English professor LeAnne Howe is taking her show on the road quite literally this fall, shifting her venue, if only temporarily, from the classroom to television and movie theaters.
Howe, who is an enrolled citizen of the Choctaw Nation of Oklahoma as well as an award-winning author, playwright, and scholar who teaches in LAS's American Indian Studies program and in its MFA creative writing program, will premiere, show, and broadcast her new documentary, Indian Country Diaries: Spiral of Fire, at various locations around the country and on public television.
Most PBS affiliate stations will air the documentary during November. (The U. of I. PBS affiliate, WILL-TV, will show it at 9 p.m. on Friday, Nov. 17) The film will premiere on September 29 and 30 at the Smithsonian Institution's National Museum of the American Indian. A special screening will then be held on campus on Thursday, Oct. 26 in Room 66 of the University Library, 1408 W. Gregory Dr., Urbana. Screenings and openings have been scheduled all around the country, Howe says, including in California, New Hampshire, and Oregon.

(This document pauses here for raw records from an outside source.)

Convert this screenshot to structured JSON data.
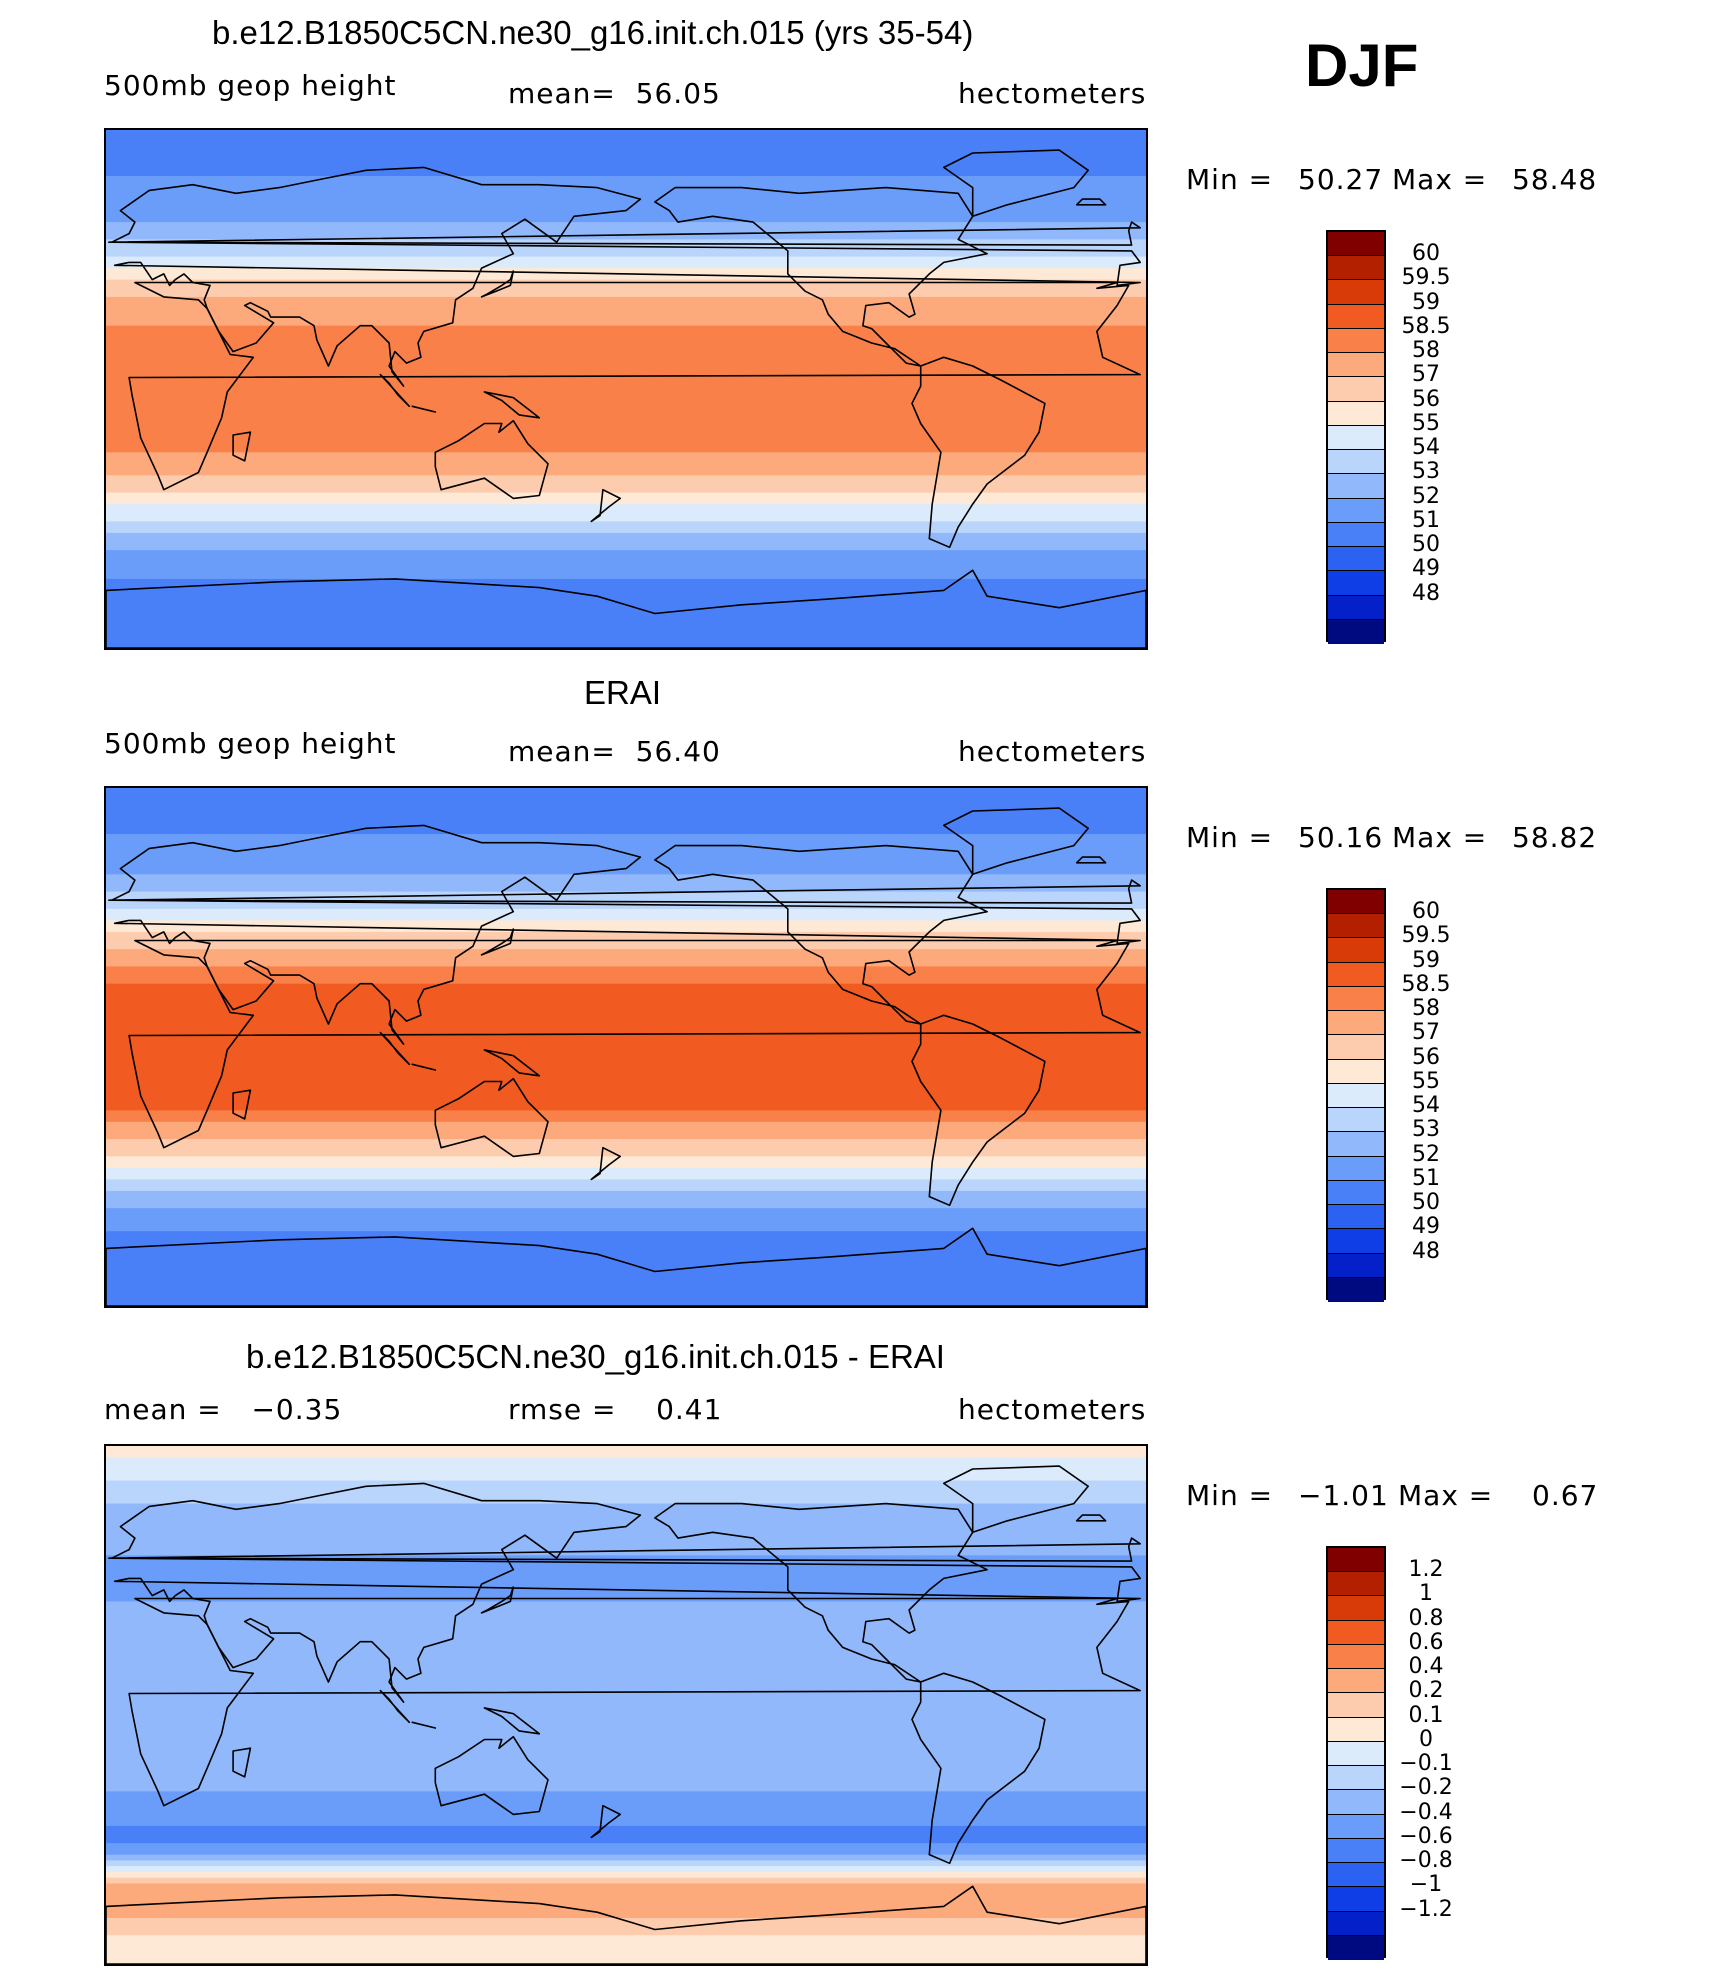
{
  "season_label": "DJF",
  "chart_data": [
    {
      "type": "heatmap",
      "title": "b.e12.B1850C5CN.ne30_g16.init.ch.015 (yrs 35-54)",
      "left_label": "500mb geop height",
      "center_label": "mean=  56.05",
      "right_label": "hectometers",
      "min_label": "Min =",
      "min_value": "50.27",
      "max_label": "Max =",
      "max_value": "58.48",
      "colorbar_labels": [
        "60",
        "59.5",
        "59",
        "58.5",
        "58",
        "57",
        "56",
        "55",
        "54",
        "53",
        "52",
        "51",
        "50",
        "49",
        "48"
      ],
      "colorbar_colors": [
        "#800000",
        "#b22000",
        "#d83a08",
        "#f15a20",
        "#f98048",
        "#fca97c",
        "#fdccae",
        "#fde9d6",
        "#dcebfb",
        "#b9d5fb",
        "#90b8fb",
        "#6a9df9",
        "#4a80f7",
        "#2b62f2",
        "#103ee6",
        "#0420c8",
        "#000a80"
      ],
      "ylim": [
        -90,
        90
      ],
      "xlim": [
        0,
        360
      ],
      "lat_profile": [
        {
          "lat": 90,
          "value": 50.6
        },
        {
          "lat": 75,
          "value": 50.9
        },
        {
          "lat": 60,
          "value": 51.8
        },
        {
          "lat": 50,
          "value": 53.3
        },
        {
          "lat": 40,
          "value": 55.4
        },
        {
          "lat": 30,
          "value": 57.4
        },
        {
          "lat": 20,
          "value": 58.2
        },
        {
          "lat": 0,
          "value": 58.3
        },
        {
          "lat": -20,
          "value": 58.2
        },
        {
          "lat": -30,
          "value": 57.2
        },
        {
          "lat": -40,
          "value": 55.1
        },
        {
          "lat": -50,
          "value": 52.9
        },
        {
          "lat": -60,
          "value": 51.2
        },
        {
          "lat": -75,
          "value": 50.7
        },
        {
          "lat": -90,
          "value": 50.5
        }
      ]
    },
    {
      "type": "heatmap",
      "title": "ERAI",
      "left_label": "500mb geop height",
      "center_label": "mean=  56.40",
      "right_label": "hectometers",
      "min_label": "Min =",
      "min_value": "50.16",
      "max_label": "Max =",
      "max_value": "58.82",
      "colorbar_labels": [
        "60",
        "59.5",
        "59",
        "58.5",
        "58",
        "57",
        "56",
        "55",
        "54",
        "53",
        "52",
        "51",
        "50",
        "49",
        "48"
      ],
      "colorbar_colors": [
        "#800000",
        "#b22000",
        "#d83a08",
        "#f15a20",
        "#f98048",
        "#fca97c",
        "#fdccae",
        "#fde9d6",
        "#dcebfb",
        "#b9d5fb",
        "#90b8fb",
        "#6a9df9",
        "#4a80f7",
        "#2b62f2",
        "#103ee6",
        "#0420c8",
        "#000a80"
      ],
      "ylim": [
        -90,
        90
      ],
      "xlim": [
        0,
        360
      ],
      "lat_profile": [
        {
          "lat": 90,
          "value": 50.6
        },
        {
          "lat": 75,
          "value": 50.9
        },
        {
          "lat": 60,
          "value": 51.9
        },
        {
          "lat": 50,
          "value": 53.6
        },
        {
          "lat": 40,
          "value": 55.8
        },
        {
          "lat": 30,
          "value": 57.8
        },
        {
          "lat": 20,
          "value": 58.6
        },
        {
          "lat": 0,
          "value": 58.7
        },
        {
          "lat": -20,
          "value": 58.6
        },
        {
          "lat": -30,
          "value": 57.6
        },
        {
          "lat": -40,
          "value": 55.4
        },
        {
          "lat": -50,
          "value": 53.0
        },
        {
          "lat": -60,
          "value": 51.1
        },
        {
          "lat": -75,
          "value": 50.6
        },
        {
          "lat": -90,
          "value": 50.4
        }
      ]
    },
    {
      "type": "heatmap",
      "title": "b.e12.B1850C5CN.ne30_g16.init.ch.015 - ERAI",
      "left_label": "mean =   −0.35",
      "center_label": "rmse =    0.41",
      "right_label": "hectometers",
      "min_label": "Min =",
      "min_value": "−1.01",
      "max_label": "Max =",
      "max_value": "0.67",
      "colorbar_labels": [
        "1.2",
        "1",
        "0.8",
        "0.6",
        "0.4",
        "0.2",
        "0.1",
        "0",
        "−0.1",
        "−0.2",
        "−0.4",
        "−0.6",
        "−0.8",
        "−1",
        "−1.2"
      ],
      "colorbar_colors": [
        "#800000",
        "#b22000",
        "#d83a08",
        "#f15a20",
        "#f98048",
        "#fca97c",
        "#fdccae",
        "#fde9d6",
        "#dcebfb",
        "#b9d5fb",
        "#90b8fb",
        "#6a9df9",
        "#4a80f7",
        "#2b62f2",
        "#103ee6",
        "#0420c8",
        "#000a80"
      ],
      "ylim": [
        -90,
        90
      ],
      "xlim": [
        0,
        360
      ],
      "lat_profile": [
        {
          "lat": 90,
          "value": 0.05
        },
        {
          "lat": 75,
          "value": -0.15
        },
        {
          "lat": 60,
          "value": -0.3
        },
        {
          "lat": 45,
          "value": -0.5
        },
        {
          "lat": 30,
          "value": -0.35
        },
        {
          "lat": 15,
          "value": -0.3
        },
        {
          "lat": 0,
          "value": -0.25
        },
        {
          "lat": -20,
          "value": -0.3
        },
        {
          "lat": -35,
          "value": -0.45
        },
        {
          "lat": -45,
          "value": -0.7
        },
        {
          "lat": -52,
          "value": -0.4
        },
        {
          "lat": -60,
          "value": 0.15
        },
        {
          "lat": -68,
          "value": 0.3
        },
        {
          "lat": -80,
          "value": 0.1
        },
        {
          "lat": -90,
          "value": 0.0
        }
      ]
    }
  ]
}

Howe is both the screenwriter and narrator on Part 2 of the 90-minute Public Broadcasting Service documentary. Part 1 is titled "Indian Country Diaries: Seat at the Drum," and it features journalist Mark Anthony Rolo (Bad River Ojibwa) and his journey to Los Angeles to speak with some of the thousands of American Indian families who were relocated from poor reservations to cities in the last half of the 20th century.
Ten years in the making, the documentary takes Howe to the North Carolina homeland of the Eastern Band of Cherokee Indians "to discover how their mix of tourism, community and cultural preservation is the key to the tribe's health in the 21st century." Along the way, Howe, who appears as a character throughout the film, says she seeks to reconcile her own "complex identity" as the daughter of a Choctaw woman and a Cherokee man she never knew. Howe describes the film, with which she was involved over the past four years, as "both a national story and a very personal story for me." "It's a journey of trying to understand who we are, where we come from, where we are going. As such, I believe that the film will speak to mainstream audiences everywhere."
She also says the documentary, which is a co-production of Native American Public Telecommunications and Adanvdo Vision, is unique in at least one aspect. "American Indians filming American Indians on this large of a production scale for a national audience is a first." Howe also wrote and co-produced the documentary "Playing Pastime," about American Indian fast-pitch softball and its role in community and personal survival. Three-time Emmy award-winning filmmaker James Fortier was her co-producer. She and Fortier have just entered Playing Pastime in the American Indian Film Festival, which will be held in San Francisco in November. Howe is founder and director of WagonBurner Theatre Troop; her plays have been produced in California, Colorado, Maine, New Mexico, New York, and Texas. A professional writer for 25 years, she has read her fiction all over the United States and been an invited lecturer in Japan, Jordan, Israel, Romania, and Spain. Howe's first novel, Shell Shaker (2002), received an American Book Award from the Before Columbus Foundation. Her collection of poetry, Evidence of Red (2005), received the Oklahoma Book Award for Poetry in 2006. Miko Kings, an Indian baseball novel set in Ada, Okla., in 1903 and 1969, is forthcoming this fall.
Howe came to Illinois in the fall of 2005 to help create its American Indian Studies program. She says arriving on the campus while it was in the midst of its charged public debates over keeping its "Chief Illiniwek" has been momentous. Having just left a teaching post at the University of Minnesota, home of the oldest American Indian Studies department in the U.S., also has been remarkable. "Coming from the oldest and best to the most fragile and youngest American Indian Studies program was a big step with lots of challenges, lots of excitement, and great potential. I am delighted to be here."